Atrás IA para revolucionar el tratamiento de párkinson y otras enfermedades neurodegenerativas

IA para revolucionar el tratamiento de párkinson y otras enfermedades neurodegenerativas

Un estudio aplica una herramienta basada en esta tecnología que permite identificar inhibidores clave para frenar la progresión de estas patologías.

IA para revolucionar el tratamiento de párkinson y otras enfermedades neurodegenerativas

Escrito porRedacción MF

Publicado: 13 junio 2024

La enfermedad neurodegenerativa de Parkinson podría vivir un cambio de paradigma en su tratamiento. Un equipo de científicos ha desarrollado un innovador enfoque mediante inteligencia artificial (IA) basado en el aprendizaje automático que podría mejorar la eficacia a la hora de tratarla. Esta herramienta identifica un proceso clave en párkinson y otras sinucleinopatías relacionado con los inhibidores de la agregación de Alfa-sinucleína. 

Así, en un artículo publicado en Nature Chemical Biology, se describe cómo se ha utilizado el aprendizaje iterativo basado en estructura para descubrir compuestos que puedan prevenir esta agregación patológica. En concreto, este hallazgo se centra en aquellos que han demostrado ser más potentes que los hasta ahora catalogados. 

Este trabajo ha servido para demostrar tanto la eficacia del aprendizaje automático a la hora de identificar inhibidores de la Alfa-sinucleína como el potencial que tienen para revolucionar la investigación de fármacos en enfermedades neurodegenerativas. 
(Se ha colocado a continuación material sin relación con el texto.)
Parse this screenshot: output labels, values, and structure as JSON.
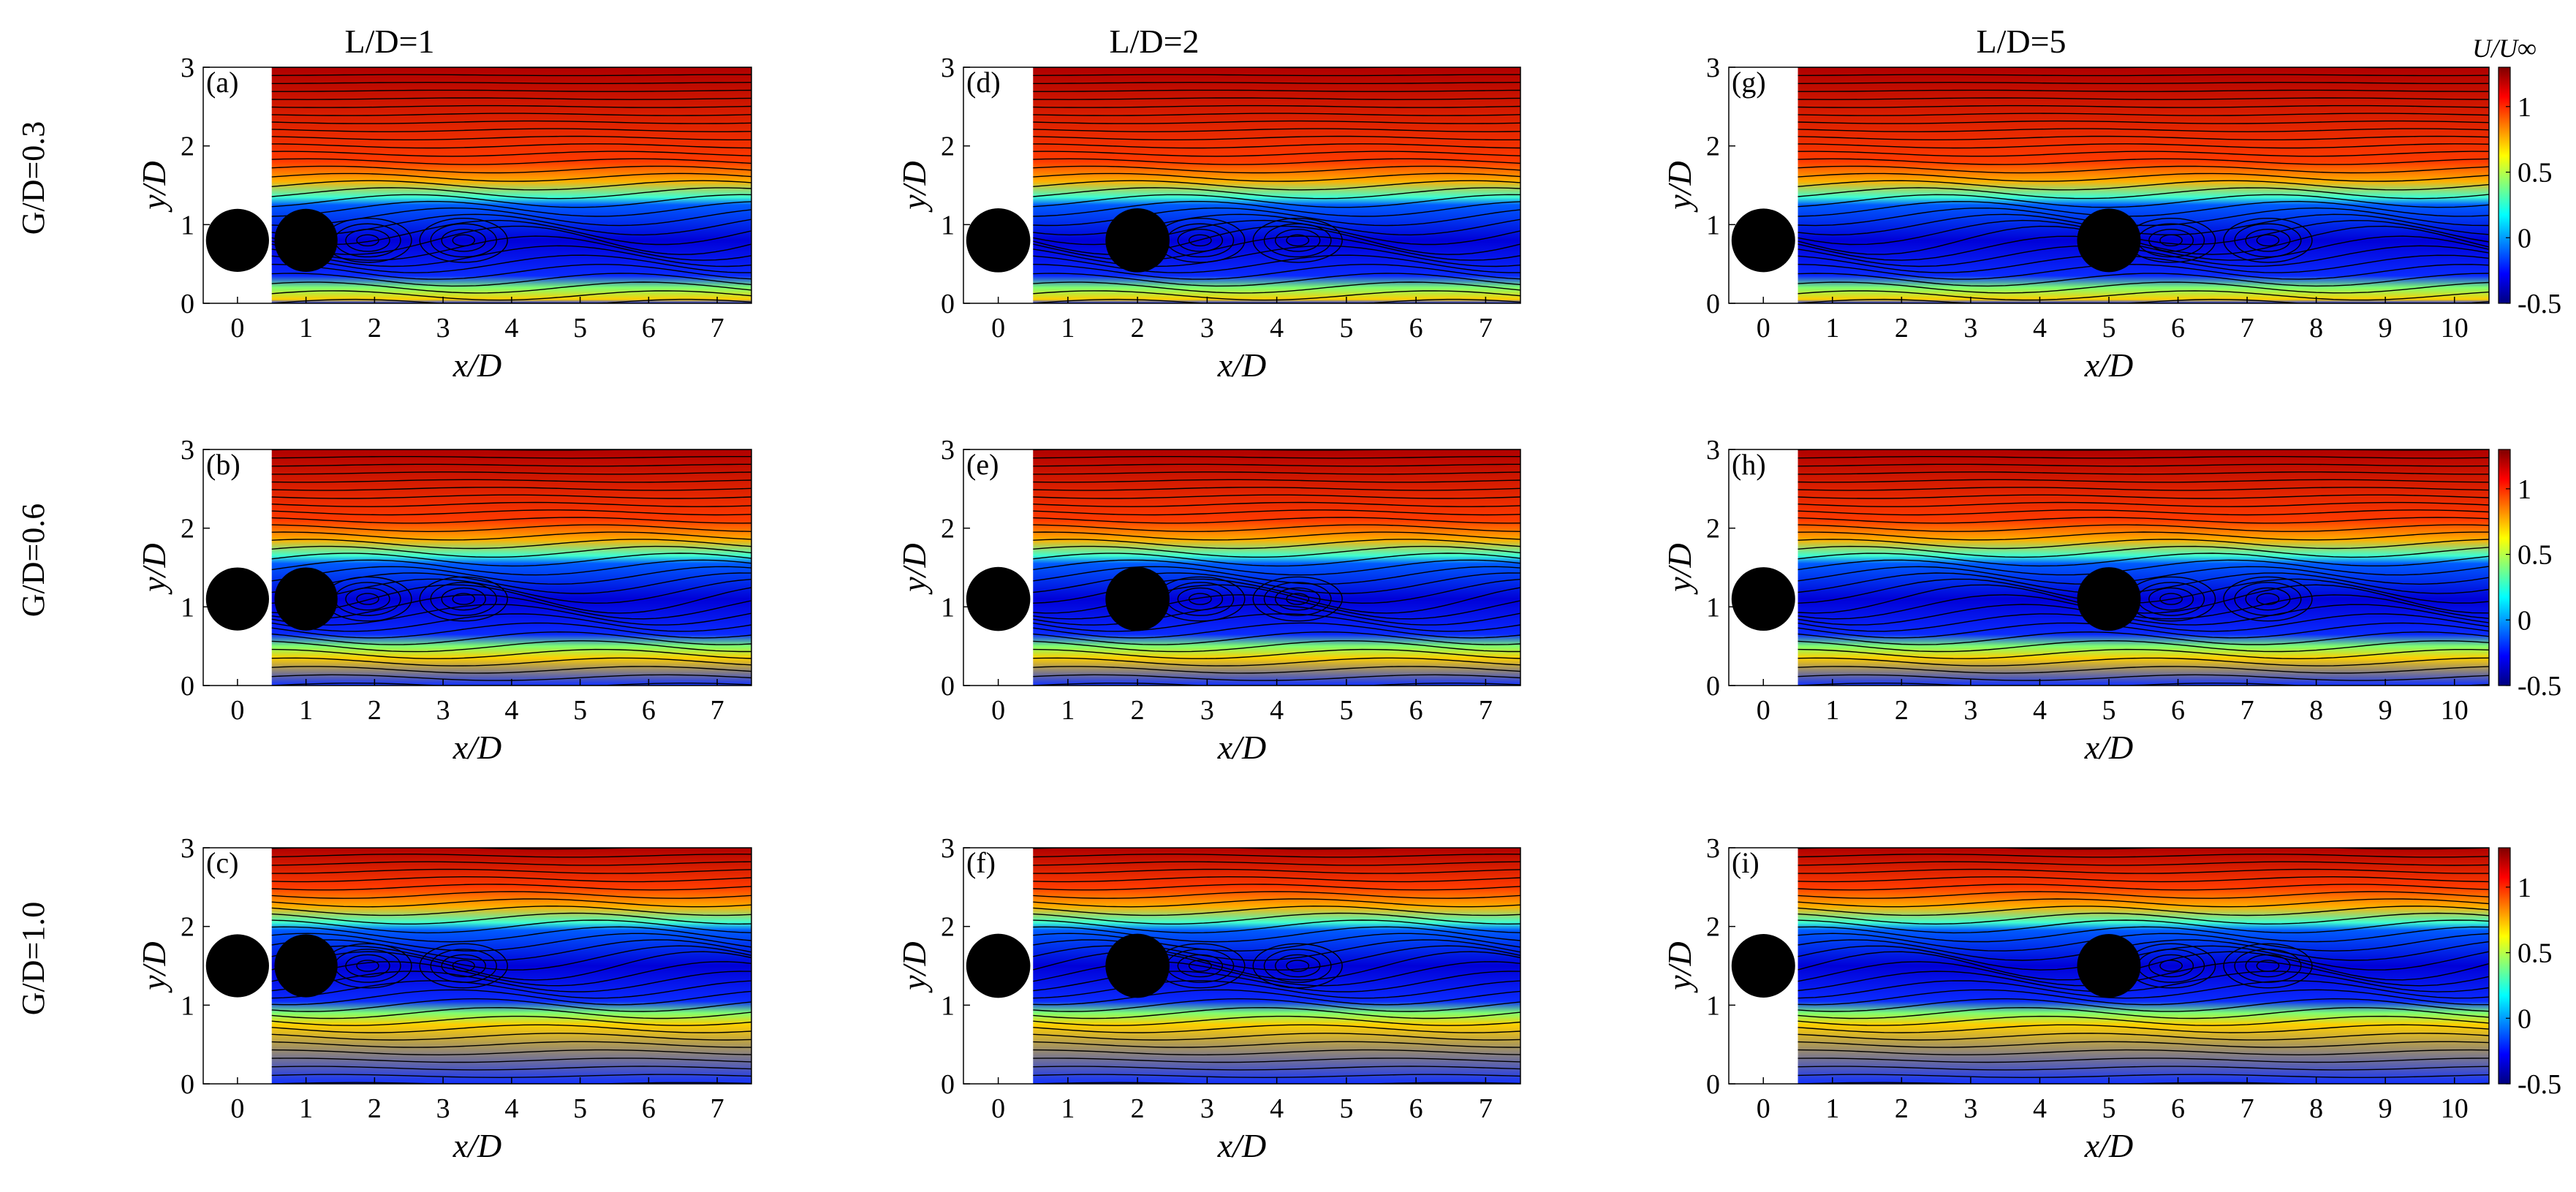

Este avance es especialmente significativo dado el reciente éxito en la aprobación de fármacos modificadores de enfermedades para el alzhéimer, como aducanumab y lecanemab. La capacidad de identificar inhibidores efectivos de la agregación de Alfa-sinucleína podría abrir la puerta a nuevas terapias para el parkinson, ofreciendo esperanza a millones de pacientes en todo el mundo.

El potencial del aprendizaje automático

El equipo, liderado por dos investigadores del Centro de Enfermedades de Desdoblamiento en la Universidad de Cambridge, utilizó métodos de aprendizaje automático para explorar el espacio químico. Es decir, un entorno en el que descubrir moléculas pequeñas que puedan unirse a los dominios catalíticos en la superficie de los agregados de Alfa-sinucleína, inhibiendo así la nucleación secundaria. Este proceso es autocatalítico, lo que significa que una vez que comienza, se acelera y propaga rápidamente, agravando la patología de la enfermedad.

En una primera fase, los investigadores usaron estas herramientas de IA para realizar simulaciones de acoplamiento. El objetivo era seleccionar moléculas con propiedades óptimas para el sistema nervioso central. Se evaluó un grupo de dos millones, de las cuales se seleccionaron las 68 más prometedoras para pruebas experimentales. Así, pudieron identificar cuatro compuestos activos, que sirvieron como punto de partida para la generación y optimización de líderes.

Posteriormente, se sirvieron de métricas de similitud molecular para hacer búsquedas para seleccionar nuevos compuestos estructuralmente relacionados con los iniciales. Si bien sirvió para producir algunos compuestos potentes, obtuvieron una baja optimización, lo que llevó a los científicos a decantarse por un enfoque de aprendizaje automático más avanzado. 

Descubren compuestos más potentes 

De esta manera implementaron un proceso iterativo de aprendizaje automático que combinaba datos experimentales con modelos de regresión y autoencoders (modelos generativos) variacionales. Por tanto, el método permitió representar las estructuras moleculares como vectores latentes, mejorando la predicción de la potencia de nuevos compuestos. Con cada ciclo de predicción y prueba, el modelo se refinaba, aumentando la eficacia y la diversidad de los compuestos descubiertos.

La enfermedad de Parkinson es un trastorno neurodegenerativo crónico que afecta al sistema motor causando temblores, rigidez y problemas de equilibrio y coordinación. Esta enfermedad, que es la segunda más común entre las enfermedades neurodegenerativas después del alzhéimer, afecta aproximadamente a 160.000 personas en España, con una prevalencia de 300 casos por cada 100.000 habitantes. La patología se caracteriza por la acumulación de proteínas mal plegadas en el cerebro, siendo la Alfa-sinucleína una de las principales implicadas.